T2I models not only reflect but also seem to amplify gender biases in the occupational context. Figure 1 compares the proportion of female-presenting individuals for 6 different jobs between real-world labor statistics and our generated image dataset, and across almost all the industries, Stable Diffusion model outputs tend to underrepresent females in areas where they are already the minority gender group and vice versa for overrepresentation.

Figure 1. Percentage (%) of employed persons who identify as female in the real world versus SD-generated profession images that are feminine-presenting.

More interestingly, there seems to be bias against androgynous presentations of individuals. For instance, representation of androgynous individuals jumps from 0% to 18% when Stable Diffusion was prompted to generate images of rich versus poor individuals, as shown below in Figure 2. We see similar jumps in female proportions when comparing the generated outputs of assertive versus emotional individuals.

Figure 2. Count of gender presentation labels for the SD-generated adjective images. Use the dashboard to visualize the exact distributions over the gender spectrum scale.

Question 2: How can T2I models better represent gender?

For the purpose of further analysis, we needed to label images generated by neutral prompts like “photo portrait of a doctor” with gender which comes with its own ethical complications. After much deliberation and conversations with Responsible AI experts, we decided to move forward with a CLIP-based embedding approach that would label gender expression on a spectrum of 10 classes from most feminine presenting towards most masculine presenting with androgynous in between. First, we compute two embeddings for the words “female” and “male” as the benchmark to compare against using CLIP. Then, we calculated an image-text similarity score for each generated image, fed these scores into the softmax function, and interpreted the outputs as the probability of the image belonging to one of the 10 different classes on the spectrum.
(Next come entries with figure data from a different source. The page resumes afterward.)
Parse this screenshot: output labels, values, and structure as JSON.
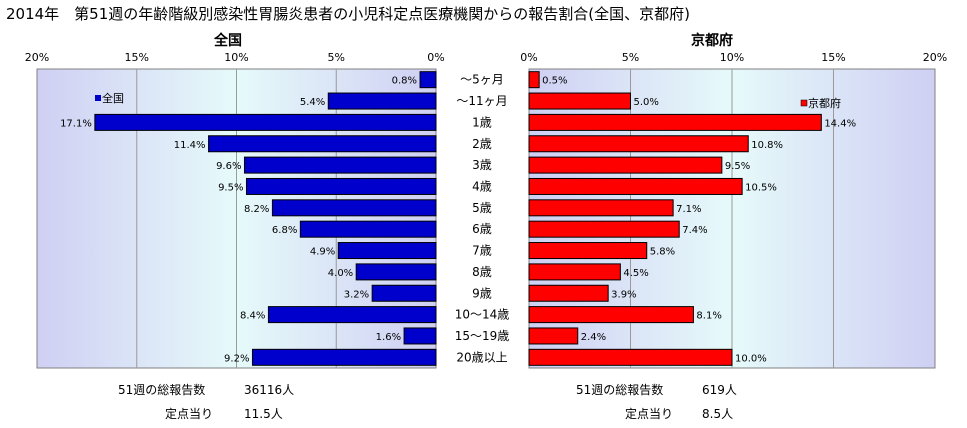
{
  "page_title": "2014年　第51週の年齢階級別感染性胃腸炎患者の小児科定点医療機関からの報告割合(全国、京都府)",
  "chart_data": [
    {
      "type": "bar",
      "orientation": "horizontal",
      "direction": "right-to-left",
      "title": "全国",
      "categories": [
        "～5ヶ月",
        "～11ヶ月",
        "1歳",
        "2歳",
        "3歳",
        "4歳",
        "5歳",
        "6歳",
        "7歳",
        "8歳",
        "9歳",
        "10～14歳",
        "15～19歳",
        "20歳以上"
      ],
      "series": [
        {
          "name": "全国",
          "color": "#0000cc",
          "values": [
            0.8,
            5.4,
            17.1,
            11.4,
            9.6,
            9.5,
            8.2,
            6.8,
            4.9,
            4.0,
            3.2,
            8.4,
            1.6,
            9.2
          ],
          "labels": [
            "0.8%",
            "5.4%",
            "17.1%",
            "11.4%",
            "9.6%",
            "9.5%",
            "8.2%",
            "6.8%",
            "4.9%",
            "4.0%",
            "3.2%",
            "8.4%",
            "1.6%",
            "9.2%"
          ]
        }
      ],
      "xlim": [
        0,
        20
      ],
      "ticks": [
        "0%",
        "5%",
        "10%",
        "15%",
        "20%"
      ],
      "grid": true,
      "legend": "top-left"
    },
    {
      "type": "bar",
      "orientation": "horizontal",
      "direction": "left-to-right",
      "title": "京都府",
      "categories": [
        "～5ヶ月",
        "～11ヶ月",
        "1歳",
        "2歳",
        "3歳",
        "4歳",
        "5歳",
        "6歳",
        "7歳",
        "8歳",
        "9歳",
        "10～14歳",
        "15～19歳",
        "20歳以上"
      ],
      "series": [
        {
          "name": "京都府",
          "color": "#ff0000",
          "values": [
            0.5,
            5.0,
            14.4,
            10.8,
            9.5,
            10.5,
            7.1,
            7.4,
            5.8,
            4.5,
            3.9,
            8.1,
            2.4,
            10.0
          ],
          "labels": [
            "0.5%",
            "5.0%",
            "14.4%",
            "10.8%",
            "9.5%",
            "10.5%",
            "7.1%",
            "7.4%",
            "5.8%",
            "4.5%",
            "3.9%",
            "8.1%",
            "2.4%",
            "10.0%"
          ]
        }
      ],
      "xlim": [
        0,
        20
      ],
      "ticks": [
        "0%",
        "5%",
        "10%",
        "15%",
        "20%"
      ],
      "grid": true,
      "legend": "top-right"
    }
  ],
  "footer": {
    "national_total_label": "51週の総報告数",
    "national_total_value": "36116人",
    "national_per_label": "定点当り",
    "national_per_value": "11.5人",
    "kyoto_total_label": "51週の総報告数",
    "kyoto_total_value": "619人",
    "kyoto_per_label": "定点当り",
    "kyoto_per_value": "8.5人"
  },
  "colors": {
    "plot_bg_edge": "#d0d0f4",
    "plot_bg_center": "#e8fbfb",
    "grid": "#9a9a9a",
    "national_bar": "#0000cc",
    "kyoto_bar": "#ff0000"
  }
}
Figure 3. Distribution of gender spectrum labels for output images from the prompt "photo portrait of a nonbinary doctor".
Figure 4. Distribution of gender spectrum labels for output images from the prompt "photo portrait of a nonbinary programmer".

I wanted to further leverage the fact that our T2I models and labelling mechanism both rely on CLIP embeddings. Based on this realization, I hypothesized that the labelled distribution for images generated by Stable Diffusion should somewhat match the distribution assumed by the given prompt. In other words, the labeled outputs of the prompt “photo of a female doctor” should overlap with a distribution that’s skewed toward the feminine presenting side. However, I observed on several occasions how the distribution of the generated images for nonbinary identity prompts don’t live up to this expectation. As visualized in Figures 3 and 4, the distribution is still quite skewed to either end of the spectrum, reflecting the large space for improvement within T2I models to become more gender-inclusive.

Question 3: How to increase awareness of current biases in T2I model?

Check out this video demo of the GENDERation dashboard, an interactive platform that empowers users to reshape their understanding of gender biases in generative AI. Built mostly with Python and the dash package, users can interact with the two T2I models and our CLIP-based labeling method. Together with another teammate, I also implemented and integrated bias quantifiers into this platform including the EATS (Embedding Association Test Score) and MCAS (Multimodal Composite Association Score).

Capturing the aftermath of a successful demo day in a big group photo!